The ruling came as a surprise because Halifax executives said the pay arrangement was vetted by their own lawyers as well as by outside counsel at McDermott Will & Emery. In a Jan. 24 statement of the case, Justice Department lawyers wrote that the review by McDermott Will & Emery found only “a reasonable argument” that the contract was legal.
The Halifax case may never have reached this point if executives there had listened to what whistle-blower Baklid-Kunz said were her warnings to them in 2008. HHS’ inspector general’s office has repeatedly urged hospitals to establish internal compliance programs and take prompt corrective action when concerns arise.

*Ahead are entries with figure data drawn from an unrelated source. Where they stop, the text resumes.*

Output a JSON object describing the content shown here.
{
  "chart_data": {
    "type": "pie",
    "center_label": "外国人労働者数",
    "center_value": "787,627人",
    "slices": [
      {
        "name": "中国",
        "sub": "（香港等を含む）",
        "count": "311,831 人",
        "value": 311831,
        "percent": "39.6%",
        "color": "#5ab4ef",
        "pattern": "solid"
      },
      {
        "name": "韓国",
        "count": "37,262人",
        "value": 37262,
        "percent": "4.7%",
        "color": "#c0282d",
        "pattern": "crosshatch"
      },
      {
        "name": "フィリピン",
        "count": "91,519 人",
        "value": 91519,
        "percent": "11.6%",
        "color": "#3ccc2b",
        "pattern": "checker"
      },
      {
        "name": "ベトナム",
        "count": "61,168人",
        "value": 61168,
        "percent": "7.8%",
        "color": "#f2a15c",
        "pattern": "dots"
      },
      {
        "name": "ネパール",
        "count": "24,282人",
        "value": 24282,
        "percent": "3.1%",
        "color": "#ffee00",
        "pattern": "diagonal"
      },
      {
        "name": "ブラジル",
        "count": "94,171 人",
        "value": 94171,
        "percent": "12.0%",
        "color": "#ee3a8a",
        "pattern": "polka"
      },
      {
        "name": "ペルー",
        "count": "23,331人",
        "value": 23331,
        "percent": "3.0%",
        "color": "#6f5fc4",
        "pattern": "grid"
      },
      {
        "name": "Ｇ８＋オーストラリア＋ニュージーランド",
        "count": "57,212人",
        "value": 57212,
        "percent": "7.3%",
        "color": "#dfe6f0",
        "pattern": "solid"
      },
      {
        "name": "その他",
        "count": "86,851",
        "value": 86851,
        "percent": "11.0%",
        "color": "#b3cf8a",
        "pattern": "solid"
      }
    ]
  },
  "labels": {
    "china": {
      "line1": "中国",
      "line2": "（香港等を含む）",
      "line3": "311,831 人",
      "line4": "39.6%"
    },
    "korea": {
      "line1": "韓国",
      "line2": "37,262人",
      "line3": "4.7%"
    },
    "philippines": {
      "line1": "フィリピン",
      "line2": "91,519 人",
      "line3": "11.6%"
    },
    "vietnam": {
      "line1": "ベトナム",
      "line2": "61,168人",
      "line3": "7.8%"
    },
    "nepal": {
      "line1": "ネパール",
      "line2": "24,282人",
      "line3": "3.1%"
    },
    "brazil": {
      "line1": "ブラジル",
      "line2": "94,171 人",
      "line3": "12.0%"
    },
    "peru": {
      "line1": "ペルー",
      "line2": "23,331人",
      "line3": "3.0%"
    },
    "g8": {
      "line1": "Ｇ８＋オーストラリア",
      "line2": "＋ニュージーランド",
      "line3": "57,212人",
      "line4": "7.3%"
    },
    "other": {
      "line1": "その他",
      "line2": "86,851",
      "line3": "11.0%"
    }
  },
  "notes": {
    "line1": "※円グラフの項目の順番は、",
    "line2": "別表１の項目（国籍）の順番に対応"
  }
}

But Baklid-Kunz said that was not the culture at Halifax at the time. “I was always told that Halifax was not liable under (the False Claims Act) because we were a tax-supported hospital,” she said in an interview.
Whatever the roots of the Halifax problems, some hospital leaders say most False Claims Act cases result not from bad intent, but from sloppy practices. The Halifax case should serve as a wake-up call because it could happen to any hospital organization.
“There but for the grace of God could go anybody,” said Keith Pitts, Tenet’s vice chairman.
Although incentive bonuses are not uncommon in healthcare, a federal judge in Orlando said this one was illegal.